Try factoring and find:

$\frac{{x}^{2} - x - 6}{4 {x}^{3}} \cdot \frac{x + 1}{{x}^{2} + 5 x + 5}$

$= \frac{\left(x - 3\right) \left(x + 2\right) \left(x + 1\right)}{4 {x}^{3} \left(x + \frac{5 + \sqrt{5}}{2}\right) \left(x + \frac{5 - \sqrt{5}}{2}\right)}$ (factoring)

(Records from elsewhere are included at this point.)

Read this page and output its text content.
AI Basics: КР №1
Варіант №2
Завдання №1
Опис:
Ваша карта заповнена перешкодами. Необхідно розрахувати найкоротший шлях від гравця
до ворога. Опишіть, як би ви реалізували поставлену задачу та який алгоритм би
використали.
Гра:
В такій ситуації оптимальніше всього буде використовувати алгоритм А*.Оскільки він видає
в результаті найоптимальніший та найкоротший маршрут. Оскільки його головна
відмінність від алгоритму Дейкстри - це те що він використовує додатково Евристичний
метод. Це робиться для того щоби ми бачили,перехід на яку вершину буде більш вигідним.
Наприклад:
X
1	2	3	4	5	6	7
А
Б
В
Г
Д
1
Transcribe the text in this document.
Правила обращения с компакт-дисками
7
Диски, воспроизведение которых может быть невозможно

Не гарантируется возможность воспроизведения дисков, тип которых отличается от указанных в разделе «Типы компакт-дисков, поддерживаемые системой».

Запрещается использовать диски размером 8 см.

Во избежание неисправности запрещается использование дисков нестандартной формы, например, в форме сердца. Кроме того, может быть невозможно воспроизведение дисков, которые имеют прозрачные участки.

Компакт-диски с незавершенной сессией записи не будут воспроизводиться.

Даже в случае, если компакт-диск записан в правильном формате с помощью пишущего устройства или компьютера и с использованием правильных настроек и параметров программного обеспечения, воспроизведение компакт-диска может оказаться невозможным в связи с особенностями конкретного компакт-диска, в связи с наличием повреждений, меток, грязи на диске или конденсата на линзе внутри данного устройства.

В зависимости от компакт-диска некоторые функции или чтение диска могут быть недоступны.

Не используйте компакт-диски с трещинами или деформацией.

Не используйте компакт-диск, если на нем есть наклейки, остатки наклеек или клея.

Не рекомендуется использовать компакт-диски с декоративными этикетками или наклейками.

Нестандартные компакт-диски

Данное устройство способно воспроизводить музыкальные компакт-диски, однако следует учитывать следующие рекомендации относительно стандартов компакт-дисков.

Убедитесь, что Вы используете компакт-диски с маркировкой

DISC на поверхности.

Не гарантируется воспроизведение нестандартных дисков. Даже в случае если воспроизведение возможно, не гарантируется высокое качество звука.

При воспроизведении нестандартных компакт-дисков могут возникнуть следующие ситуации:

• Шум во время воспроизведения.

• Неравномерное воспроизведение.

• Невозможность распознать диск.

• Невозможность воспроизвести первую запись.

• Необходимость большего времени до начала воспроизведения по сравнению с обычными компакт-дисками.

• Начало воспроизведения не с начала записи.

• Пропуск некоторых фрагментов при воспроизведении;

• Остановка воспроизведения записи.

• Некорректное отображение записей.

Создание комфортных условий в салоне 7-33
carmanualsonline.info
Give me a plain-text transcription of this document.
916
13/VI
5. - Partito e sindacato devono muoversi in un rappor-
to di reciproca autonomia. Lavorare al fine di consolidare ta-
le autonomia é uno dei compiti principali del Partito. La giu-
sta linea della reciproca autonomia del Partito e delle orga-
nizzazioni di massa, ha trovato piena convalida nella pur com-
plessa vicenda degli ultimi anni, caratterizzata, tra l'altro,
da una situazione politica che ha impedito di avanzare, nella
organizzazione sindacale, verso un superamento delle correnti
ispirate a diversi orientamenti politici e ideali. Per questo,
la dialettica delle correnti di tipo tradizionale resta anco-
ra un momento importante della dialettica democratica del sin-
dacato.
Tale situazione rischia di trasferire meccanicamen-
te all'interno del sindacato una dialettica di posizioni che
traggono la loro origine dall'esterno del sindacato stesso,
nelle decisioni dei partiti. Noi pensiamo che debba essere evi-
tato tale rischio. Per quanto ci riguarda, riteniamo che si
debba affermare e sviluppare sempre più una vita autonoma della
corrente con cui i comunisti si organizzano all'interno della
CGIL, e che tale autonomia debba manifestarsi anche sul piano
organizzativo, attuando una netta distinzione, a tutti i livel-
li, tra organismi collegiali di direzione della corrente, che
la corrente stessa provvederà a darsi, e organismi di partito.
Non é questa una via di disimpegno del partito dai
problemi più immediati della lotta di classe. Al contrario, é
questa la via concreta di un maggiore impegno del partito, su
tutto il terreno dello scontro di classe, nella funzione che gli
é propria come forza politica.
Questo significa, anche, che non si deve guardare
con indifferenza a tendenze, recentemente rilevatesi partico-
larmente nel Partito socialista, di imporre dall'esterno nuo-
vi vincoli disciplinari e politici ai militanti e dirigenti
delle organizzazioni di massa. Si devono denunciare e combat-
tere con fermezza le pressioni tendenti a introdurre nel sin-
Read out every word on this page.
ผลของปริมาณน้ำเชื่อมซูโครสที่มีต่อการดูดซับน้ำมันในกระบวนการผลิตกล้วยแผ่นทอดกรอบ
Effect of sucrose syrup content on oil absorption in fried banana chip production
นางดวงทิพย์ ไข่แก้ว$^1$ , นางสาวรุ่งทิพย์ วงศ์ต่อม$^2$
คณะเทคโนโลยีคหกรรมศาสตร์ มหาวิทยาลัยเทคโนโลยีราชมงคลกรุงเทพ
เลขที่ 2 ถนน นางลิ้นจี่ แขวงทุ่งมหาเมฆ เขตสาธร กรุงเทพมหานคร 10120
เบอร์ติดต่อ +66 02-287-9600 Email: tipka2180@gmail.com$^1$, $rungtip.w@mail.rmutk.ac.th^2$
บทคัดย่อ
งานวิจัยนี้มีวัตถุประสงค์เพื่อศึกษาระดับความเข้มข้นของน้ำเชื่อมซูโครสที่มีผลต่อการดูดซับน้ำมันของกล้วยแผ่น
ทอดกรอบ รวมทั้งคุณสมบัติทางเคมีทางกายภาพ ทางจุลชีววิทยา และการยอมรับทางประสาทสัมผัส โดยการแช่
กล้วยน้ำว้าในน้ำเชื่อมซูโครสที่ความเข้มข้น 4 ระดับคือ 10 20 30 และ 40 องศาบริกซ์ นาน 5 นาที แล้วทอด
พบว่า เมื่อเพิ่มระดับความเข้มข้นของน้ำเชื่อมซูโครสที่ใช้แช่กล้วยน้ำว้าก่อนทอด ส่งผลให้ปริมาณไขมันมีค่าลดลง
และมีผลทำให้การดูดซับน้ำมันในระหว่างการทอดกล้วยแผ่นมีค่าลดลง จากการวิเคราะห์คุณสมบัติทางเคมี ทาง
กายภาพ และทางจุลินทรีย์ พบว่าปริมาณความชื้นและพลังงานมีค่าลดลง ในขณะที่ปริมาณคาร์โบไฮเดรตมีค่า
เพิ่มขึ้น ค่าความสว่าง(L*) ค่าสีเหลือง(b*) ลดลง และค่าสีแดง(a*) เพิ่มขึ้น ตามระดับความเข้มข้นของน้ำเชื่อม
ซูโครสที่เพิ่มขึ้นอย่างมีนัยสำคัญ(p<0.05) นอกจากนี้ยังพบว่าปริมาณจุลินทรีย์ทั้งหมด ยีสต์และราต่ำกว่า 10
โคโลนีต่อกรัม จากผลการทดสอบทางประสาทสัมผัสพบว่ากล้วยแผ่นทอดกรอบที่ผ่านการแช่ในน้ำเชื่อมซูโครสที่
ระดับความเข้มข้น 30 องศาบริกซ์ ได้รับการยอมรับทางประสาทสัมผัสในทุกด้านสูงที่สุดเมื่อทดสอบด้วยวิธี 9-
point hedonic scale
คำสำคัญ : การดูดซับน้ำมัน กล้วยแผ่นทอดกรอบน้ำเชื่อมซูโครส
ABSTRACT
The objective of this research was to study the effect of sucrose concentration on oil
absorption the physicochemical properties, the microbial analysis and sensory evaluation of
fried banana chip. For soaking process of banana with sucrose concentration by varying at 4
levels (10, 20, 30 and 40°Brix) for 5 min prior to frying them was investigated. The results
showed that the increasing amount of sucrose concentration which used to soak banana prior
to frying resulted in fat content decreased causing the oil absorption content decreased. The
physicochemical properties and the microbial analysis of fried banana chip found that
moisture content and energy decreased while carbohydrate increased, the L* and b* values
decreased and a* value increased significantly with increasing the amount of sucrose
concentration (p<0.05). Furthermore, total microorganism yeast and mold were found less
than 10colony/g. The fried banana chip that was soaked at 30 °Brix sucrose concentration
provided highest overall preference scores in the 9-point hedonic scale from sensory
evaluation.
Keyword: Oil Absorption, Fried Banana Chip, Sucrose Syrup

$= \frac{{x}^{3} - 7 x - 6}{4 {x}^{5} + 20 {x}^{4} + 20 {x}^{3}}$ (multiplying)

#### Explanation:

Going in one direction, multiply up to get:

$\frac{{x}^{2} - x - 6}{4 {x}^{3}} \cdot \frac{x + 1}{{x}^{2} + 5 x + 5}$

$= \frac{\left({x}^{2} - x - 6\right) \left(x + 1\right)}{4 {x}^{3} \left({x}^{2} + 5 x + 5\right)}$

$= \frac{{x}^{3} - 7 x - 6}{4 {x}^{5} + 20 {x}^{4} + 20 {x}^{3}}$

Going in the other direction, factor to get:

$\frac{{x}^{2} - x - 6}{4 {x}^{3}} \cdot \frac{x + 1}{{x}^{2} + 5 x + 5}$

$\frac{\left(x - 3\right) \left(x + 2\right)}{4 {x}^{3}} \cdot \frac{x + 1}{{x}^{2} + 5 x + 5}$

$= \frac{\left(x - 3\right) \left(x + 2\right) \left(x + 1\right)}{4 {x}^{3} \left(x + \frac{5 + \sqrt{5}}{2}\right) \left(x + \frac{5 - \sqrt{5}}{2}\right)}$

No common factors to cancel, so this cannot be simplified.